Because you don’t know how to swallow anymore. The muscles are used to a certain range of motion, and now that your tonsils are gone, there’s a big open space. But you need to find a way to get the liquids down so you don’t go back to the hospital.

Bonus: It feels like your throat is lined with barbed wire.

The first few days, I feel like I’m going to black out as I pound back a bottle of water. I cry after. But mostly in my head. Actual crying is torture. With all the postop swelling, the last thing I need is to be more congested.

The pain would be bad enough. But you’re also starving. And craving all sorts of food that you can’t possibly eat.

And the worst part of all? When you finally are able to eat that food, you can’t enjoy it because your taste buds are fucked up. Because your lymphatic system is in overdrive, compensating for the loss of a major nexus for lymphocytes. Everything tastes like anger and battery acid.
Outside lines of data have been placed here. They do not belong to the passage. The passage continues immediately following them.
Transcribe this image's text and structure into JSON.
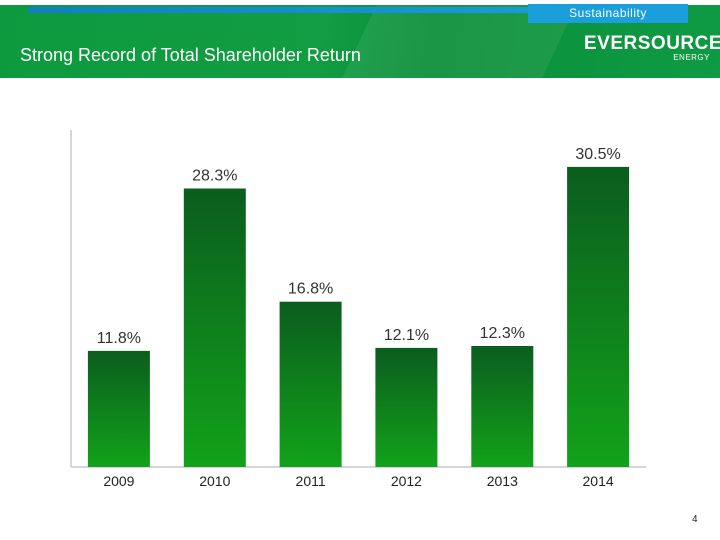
{
  "header": {
    "section_label": "Sustainability",
    "title": "Strong Record of Total Shareholder Return",
    "logo_text": "EVERSOURCE",
    "logo_subtext": "ENERGY"
  },
  "page_number": "4",
  "colors": {
    "header_green": "#0d9a3e",
    "tab_blue": "#1a9fdc",
    "bar_top": "#0b5d1e",
    "bar_bottom": "#12a21a"
  },
  "chart_data": {
    "type": "bar",
    "categories": [
      "2009",
      "2010",
      "2011",
      "2012",
      "2013",
      "2014"
    ],
    "values": [
      11.8,
      28.3,
      16.8,
      12.1,
      12.3,
      30.5
    ],
    "value_labels": [
      "11.8%",
      "28.3%",
      "16.8%",
      "12.1%",
      "12.3%",
      "30.5%"
    ],
    "title": "",
    "xlabel": "",
    "ylabel": "",
    "ylim": [
      0,
      31.2
    ],
    "grid": false,
    "legend": "none"
  }
}
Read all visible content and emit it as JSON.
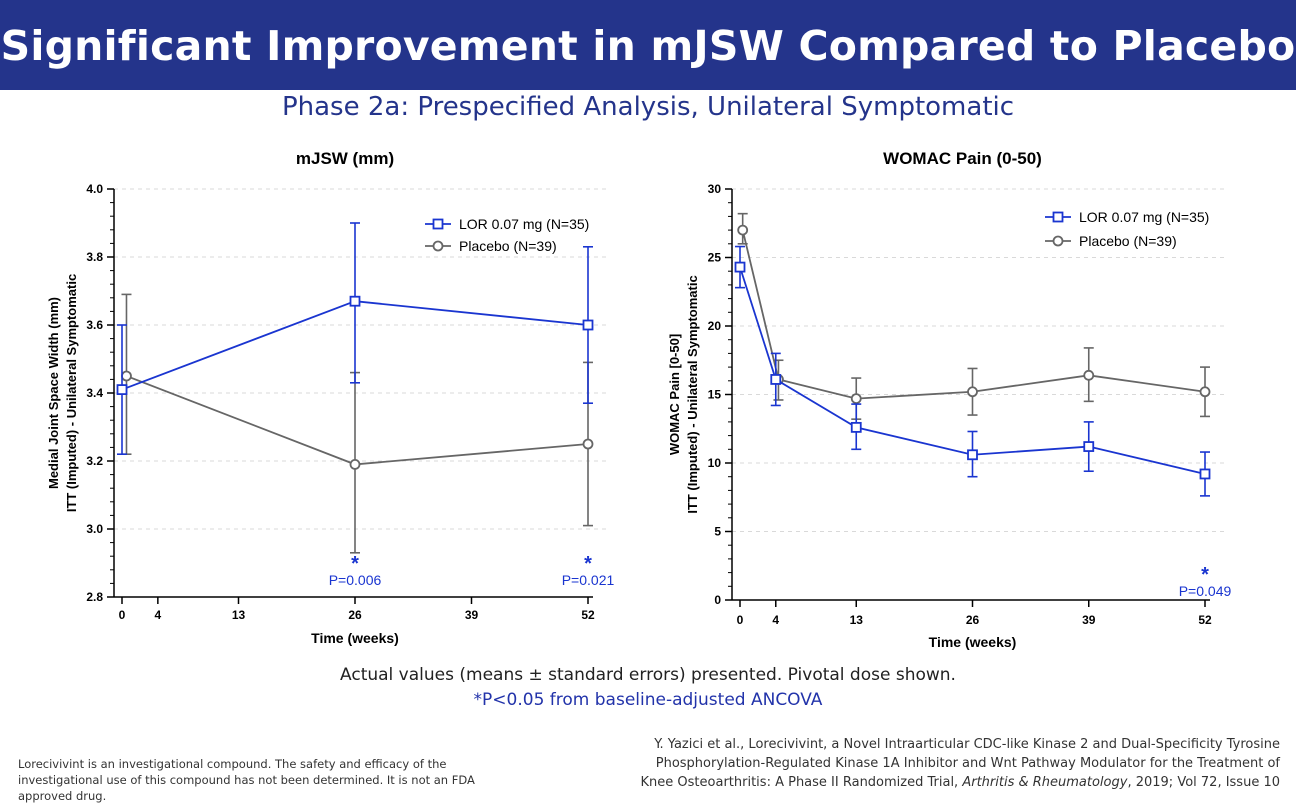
{
  "header": {
    "title": "Significant Improvement in mJSW Compared to Placebo",
    "subtitle": "Phase 2a: Prespecified Analysis, Unilateral Symptomatic"
  },
  "colors": {
    "banner": "#24348b",
    "lor": "#1a35d0",
    "placebo": "#666666"
  },
  "chart_data": [
    {
      "type": "line",
      "title": "mJSW (mm)",
      "xlabel": "Time (weeks)",
      "ylabel_line1": "Medial Joint Space Width (mm)",
      "ylabel_line2": "ITT (Imputed) - Unilateral Symptomatic",
      "x_ticks": [
        0,
        4,
        13,
        26,
        39,
        52
      ],
      "y_ticks": [
        "2.8",
        "3.0",
        "3.2",
        "3.4",
        "3.6",
        "3.8",
        "4.0"
      ],
      "ylim": [
        2.8,
        4.0
      ],
      "xlim": [
        0,
        52
      ],
      "legend_position": "top-right",
      "series": [
        {
          "name": "LOR 0.07 mg (N=35)",
          "x": [
            0,
            26,
            52
          ],
          "y": [
            3.41,
            3.67,
            3.6
          ],
          "err_low": [
            3.22,
            3.43,
            3.37
          ],
          "err_high": [
            3.6,
            3.9,
            3.83
          ]
        },
        {
          "name": "Placebo (N=39)",
          "x": [
            0.5,
            26,
            52
          ],
          "y": [
            3.45,
            3.19,
            3.25
          ],
          "err_low": [
            3.22,
            2.93,
            3.01
          ],
          "err_high": [
            3.69,
            3.46,
            3.49
          ]
        }
      ],
      "annotations": [
        {
          "x": 26,
          "star": "*",
          "label": "P=0.006"
        },
        {
          "x": 52,
          "star": "*",
          "label": "P=0.021"
        }
      ]
    },
    {
      "type": "line",
      "title": "WOMAC Pain (0-50)",
      "xlabel": "Time (weeks)",
      "ylabel_line1": "WOMAC Pain [0-50]",
      "ylabel_line2": "ITT (Imputed) - Unilateral Symptomatic",
      "x_ticks": [
        0,
        4,
        13,
        26,
        39,
        52
      ],
      "y_ticks": [
        "0",
        "5",
        "10",
        "15",
        "20",
        "25",
        "30"
      ],
      "ylim": [
        0,
        30
      ],
      "xlim": [
        0,
        52
      ],
      "legend_position": "top-right",
      "series": [
        {
          "name": "LOR 0.07 mg (N=35)",
          "x": [
            0,
            4,
            13,
            26,
            39,
            52
          ],
          "y": [
            24.3,
            16.1,
            12.6,
            10.6,
            11.2,
            9.2
          ],
          "err_low": [
            22.8,
            14.2,
            11.0,
            9.0,
            9.4,
            7.6
          ],
          "err_high": [
            25.8,
            18.0,
            14.3,
            12.3,
            13.0,
            10.8
          ]
        },
        {
          "name": "Placebo (N=39)",
          "x": [
            0.3,
            4.3,
            13,
            26,
            39,
            52
          ],
          "y": [
            27.0,
            16.1,
            14.7,
            15.2,
            16.4,
            15.2
          ],
          "err_low": [
            26.0,
            14.6,
            13.2,
            13.5,
            14.5,
            13.4
          ],
          "err_high": [
            28.2,
            17.5,
            16.2,
            16.9,
            18.4,
            17.0
          ]
        }
      ],
      "annotations": [
        {
          "x": 52,
          "star": "*",
          "label": "P=0.049"
        }
      ]
    }
  ],
  "footnotes": {
    "line1": "Actual values (means ± standard errors) presented. Pivotal dose shown.",
    "line2": "*P<0.05 from baseline-adjusted ANCOVA"
  },
  "disclaimer": "Lorecivivint is an investigational compound. The safety and efficacy of the investigational use of this compound has not been determined. It is not an FDA approved drug.",
  "citation": {
    "line1": "Y. Yazici et al., Lorecivivint, a Novel Intraarticular CDC-like Kinase 2 and Dual-Specificity Tyrosine",
    "line2": "Phosphorylation-Regulated Kinase 1A Inhibitor and Wnt Pathway Modulator for the Treatment of",
    "line3_prefix": "Knee Osteoarthritis: A Phase II Randomized Trial, ",
    "journal": "Arthritis & Rheumatology",
    "line3_suffix": ", 2019; Vol 72, Issue 10"
  }
}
I salivate over pizza any time it comes on television.  I wake up on the 8th morning after surgery coughing up blood. The folks in the ER say I am having a hemorrhage. They hold me n.p.o. (nil per os, nothing by mouth), the doctors debating whether I need a repeat surgery. And as I sit there in my paper gown watching a Domino’s commercial, I feel like Garfield with a food bubble over his head.
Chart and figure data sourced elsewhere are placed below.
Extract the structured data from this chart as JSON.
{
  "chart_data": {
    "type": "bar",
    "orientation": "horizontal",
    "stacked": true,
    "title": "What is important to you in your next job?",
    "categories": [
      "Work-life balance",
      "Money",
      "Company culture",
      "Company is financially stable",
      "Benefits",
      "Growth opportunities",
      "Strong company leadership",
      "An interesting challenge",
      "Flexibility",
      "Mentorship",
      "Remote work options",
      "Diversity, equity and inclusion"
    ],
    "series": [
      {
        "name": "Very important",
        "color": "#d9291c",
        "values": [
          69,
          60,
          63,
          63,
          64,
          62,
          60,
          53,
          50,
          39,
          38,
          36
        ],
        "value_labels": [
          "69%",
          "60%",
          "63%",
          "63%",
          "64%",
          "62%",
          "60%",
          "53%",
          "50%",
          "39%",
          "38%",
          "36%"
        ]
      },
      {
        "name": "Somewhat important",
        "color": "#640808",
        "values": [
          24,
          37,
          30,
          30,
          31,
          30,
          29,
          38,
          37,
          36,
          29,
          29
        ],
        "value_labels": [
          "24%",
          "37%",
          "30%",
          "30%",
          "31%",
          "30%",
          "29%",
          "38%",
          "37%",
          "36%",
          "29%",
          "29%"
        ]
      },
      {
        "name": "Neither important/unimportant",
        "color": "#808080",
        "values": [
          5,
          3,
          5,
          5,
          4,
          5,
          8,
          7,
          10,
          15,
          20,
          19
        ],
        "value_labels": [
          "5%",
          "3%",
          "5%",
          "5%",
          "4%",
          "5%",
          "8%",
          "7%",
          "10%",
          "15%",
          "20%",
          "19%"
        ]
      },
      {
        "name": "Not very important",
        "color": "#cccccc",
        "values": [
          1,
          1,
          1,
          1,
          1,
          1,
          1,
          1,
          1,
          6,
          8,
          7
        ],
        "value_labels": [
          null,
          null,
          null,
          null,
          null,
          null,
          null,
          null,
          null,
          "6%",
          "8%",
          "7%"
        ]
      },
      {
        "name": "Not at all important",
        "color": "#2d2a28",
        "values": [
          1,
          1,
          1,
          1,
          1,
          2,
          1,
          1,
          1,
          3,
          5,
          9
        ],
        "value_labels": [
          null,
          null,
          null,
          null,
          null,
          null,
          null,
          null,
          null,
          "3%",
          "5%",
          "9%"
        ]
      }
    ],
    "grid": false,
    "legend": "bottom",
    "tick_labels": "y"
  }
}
But when I manage to choke down my first slice another week later, it feels like shards of broken glass. No matter how much alfredo sauce I slather it in (marinara is of course off limits because tomatoes burn a newly tonsillected throat like you wouldn’t believe). And worse, my reward for the pain? The taste of bile.

Diet Pepsi is black pepper soda.

This lasts 8 weeks for me.

Having your tonsils out is such a deeply traumatizing procedure that it not only deprives you of pleasure momentarily but also affects your ability to enjoy things for a long time after you’ve healed.

Everything Tastes Like Anger and Battery Acid

I see the same phenomenon when friends lose someone they love. They’re in agony, but grief is a personal suffering that’s hard to understand from the outside, especially by people who have only known simple losses. Y’know, kids stuff.

“You’ll feel better soon,” they’re told.

“I know you, you’ll snap right back.”

Well-meaning folks say this to be reassuring.

“You just need to get out there and date again. Throw yourself into it.”

But if it’s bad enough, if the pain is deep enough, if they’re still healing, it’s not the same. Everything tastes like anger and battery acid.